Acabo de ver la peli “Blue Jasmine” de Woody Allen. Para quien no sepa de qué va, es la historia de una mujer de la alta sociedad neoyorquina que pierde el norte cuando su vida emocional y sobretodo financiera se va al traste (iba a decir a tomar por culo, pero lo he tachado no sea que me acusen de malhablado). Podríamos buscar paralelismos entre el personaje de Jasmine que magníficamente interpreta la actriz Cate Blanchet y el papel de nuestra infanta Cristina. Digo “nuestra” para que no se me ofendan los monárquicos (que haberlos haylos) y también para que los republicanos sepan de qué Cristina hablo concretamente. Desconozco por completo si los maridos de ambas mujeres, tanto el real como el irreal (ahora no sé clarificar a cuál de los dos me refiero) coinciden en algo, pero el caso es que da la impresión de que Woody se inspiró en el “nuestro” para definir el papel que, al igual que Cate Blanchet, magníficamente interpreta el actor Alec Baldwin. Para dar más pistas, Baldwin hace de marido estafador que vive como un rey a costa de engañar a los de su entorno más cercano, empezando por su propia esposa. Les suena de algo, ¿verdad? En la película, la pobre Jasmine vive la vida loca sin preguntar a nadie de dónde proviene el dinero para llenar el armario de trajes Chanel, Carolina Herrera y Oscar de la Renta que luego luce en fastuosas fiestas.
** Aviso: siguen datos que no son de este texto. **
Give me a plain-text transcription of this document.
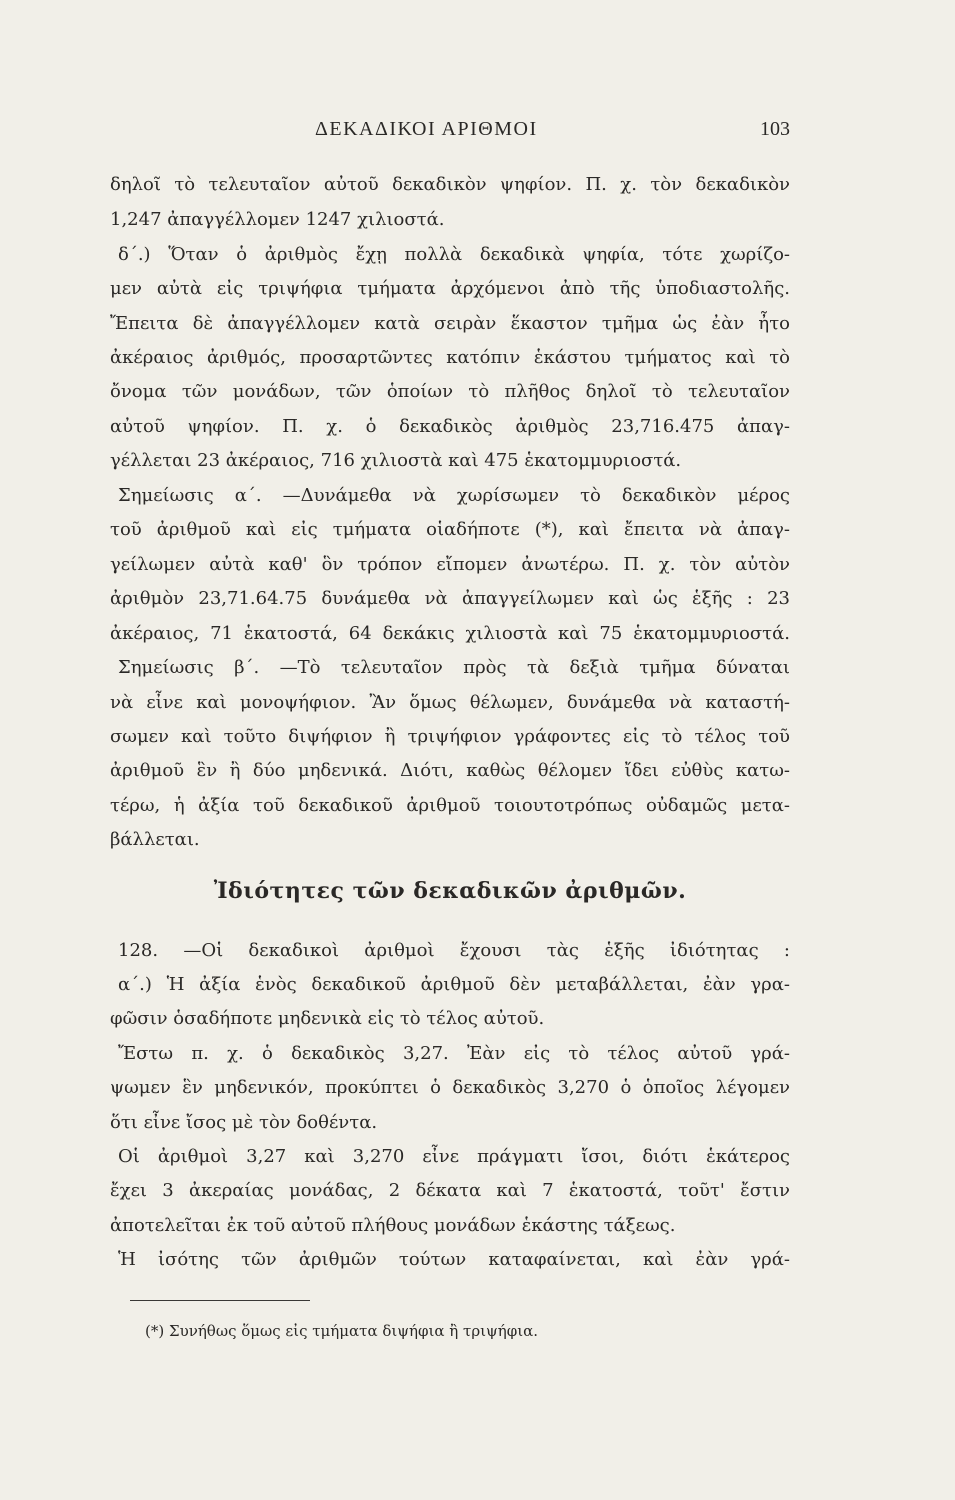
ΔΕΚΑΔΙΚΟΙ ΑΡΙΘΜΟΙ	103
δηλοῖ τὸ τελευταῖον αὐτοῦ δεκαδικὸν ψηφίον. Π. χ. τὸν δεκαδικὸν
1,247 ἀπαγγέλλομεν 1247 χιλιοστά.
δ΄.) Ὅταν ὁ ἀριθμὸς ἔχῃ πολλὰ δεκαδικὰ ψηφία, τότε χωρίζο-
μεν αὐτὰ εἰς τριψήφια τμήματα ἀρχόμενοι ἀπὸ τῆς ὑποδιαστολῆς.
Ἔπειτα δὲ ἀπαγγέλλομεν κατὰ σειρὰν ἕκαστον τμῆμα ὡς ἐὰν ἦτο
ἀκέραιος ἀριθμός, προσαρτῶντες κατόπιν ἑκάστου τμήματος καὶ τὸ
ὄνομα τῶν μονάδων, τῶν ὁποίων τὸ πλῆθος δηλοῖ τὸ τελευταῖον
αὐτοῦ ψηφίον. Π. χ. ὁ δεκαδικὸς ἀριθμὸς 23,716.475 ἀπαγ-
γέλλεται 23 ἀκέραιος, 716 χιλιοστὰ καὶ 475 ἑκατομμυριοστά.
Σημείωσις α΄. —Δυνάμεθα νὰ χωρίσωμεν τὸ δεκαδικὸν μέρος
τοῦ ἀριθμοῦ καὶ εἰς τμήματα οἱαδήποτε (*), καὶ ἔπειτα νὰ ἀπαγ-
γείλωμεν αὐτὰ καθ' ὃν τρόπον εἴπομεν ἀνωτέρω. Π. χ. τὸν αὐτὸν
ἀριθμὸν 23,71.64.75 δυνάμεθα νὰ ἀπαγγείλωμεν καὶ ὡς ἑξῆς : 23
ἀκέραιος, 71 ἑκατοστά, 64 δεκάκις χιλιοστὰ καὶ 75 ἑκατομμυριοστά.
Σημείωσις β΄. —Τὸ τελευταῖον πρὸς τὰ δεξιὰ τμῆμα δύναται
νὰ εἶνε καὶ μονοψήφιον. Ἂν ὅμως θέλωμεν, δυνάμεθα νὰ καταστή-
σωμεν καὶ τοῦτο διψήφιον ἢ τριψήφιον γράφοντες εἰς τὸ τέλος τοῦ
ἀριθμοῦ ἓν ἢ δύο μηδενικά. Διότι, καθὼς θέλομεν ἴδει εὐθὺς κατω-
τέρω, ἡ ἀξία τοῦ δεκαδικοῦ ἀριθμοῦ τοιουτοτρόπως οὐδαμῶς μετα-
βάλλεται.
Ἰδιότητες τῶν δεκαδικῶν ἀριθμῶν.
128. —Οἱ δεκαδικοὶ ἀριθμοὶ ἔχουσι τὰς ἑξῆς ἰδιότητας :
α΄.) Ἡ ἀξία ἑνὸς δεκαδικοῦ ἀριθμοῦ δὲν μεταβάλλεται, ἐὰν γρα-
φῶσιν ὁσαδήποτε μηδενικὰ εἰς τὸ τέλος αὐτοῦ.
Ἔστω π. χ. ὁ δεκαδικὸς 3,27. Ἐὰν εἰς τὸ τέλος αὐτοῦ γρά-
ψωμεν ἓν μηδενικόν, προκύπτει ὁ δεκαδικὸς 3,270 ὁ ὁποῖος λέγομεν
ὅτι εἶνε ἴσος μὲ τὸν δοθέντα.
Οἱ ἀριθμοὶ 3,27 καὶ 3,270 εἶνε πράγματι ἴσοι, διότι ἑκάτερος
ἔχει 3 ἀκεραίας μονάδας, 2 δέκατα καὶ 7 ἑκατοστά, τοῦτ' ἔστιν
ἀποτελεῖται ἐκ τοῦ αὐτοῦ πλήθους μονάδων ἑκάστης τάξεως.
Ἡ ἰσότης τῶν ἀριθμῶν τούτων καταφαίνεται, καὶ ἐὰν γρά-
(*) Συνήθως ὅμως εἰς τμήματα διψήφια ἢ τριψήφια.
Su marido, también vive la vida loca coleccionando automóviles Mercedes vintage, pero sabiendo que el dinero con el que los paga proviene de empresas de dudosa legalidad y de cuya titularidad es su mujer. De nuevo, les suena de algo, ¿verdad?. Todo sobre ruedas, y nunca mejor dicho, hasta que un lío de faldas de él hace que ella pierda los papeles y haga entrar en acción al FBI. Eso ocurre en la película, porque no me imagino a “nuestra” Cristina llamando a los cuerpos y fuerzas de seguridad del Estado para que empapelen a su marido en un acto de despecho, más que nada porque, al igual que Jasmine, tampoco le constaba nada de lo que hacía su marido, ni dentro ni fuera de casa, a pesar de dormir en el mismo colchón, que ya tiene tela el asunto.

Es lo que tienen los guiones de las pelis de Woody Allen, que a pesar de estar escritos en inglés, se entiende todo perfectamente. Por cierto, no quería estropearles la película, o hacer un “spoiler” como se dice ahora. Bastaría con poner el telediario y ver la realidad de algunos miembros de la monarquía española. Esa realidad que el talento de Woody Allen sabe transformar en cine para dejarnos con la boca abierta. Siempre y cuando podamos abrirla aún más después de escuchar las noticias, claro. Qué triste todo.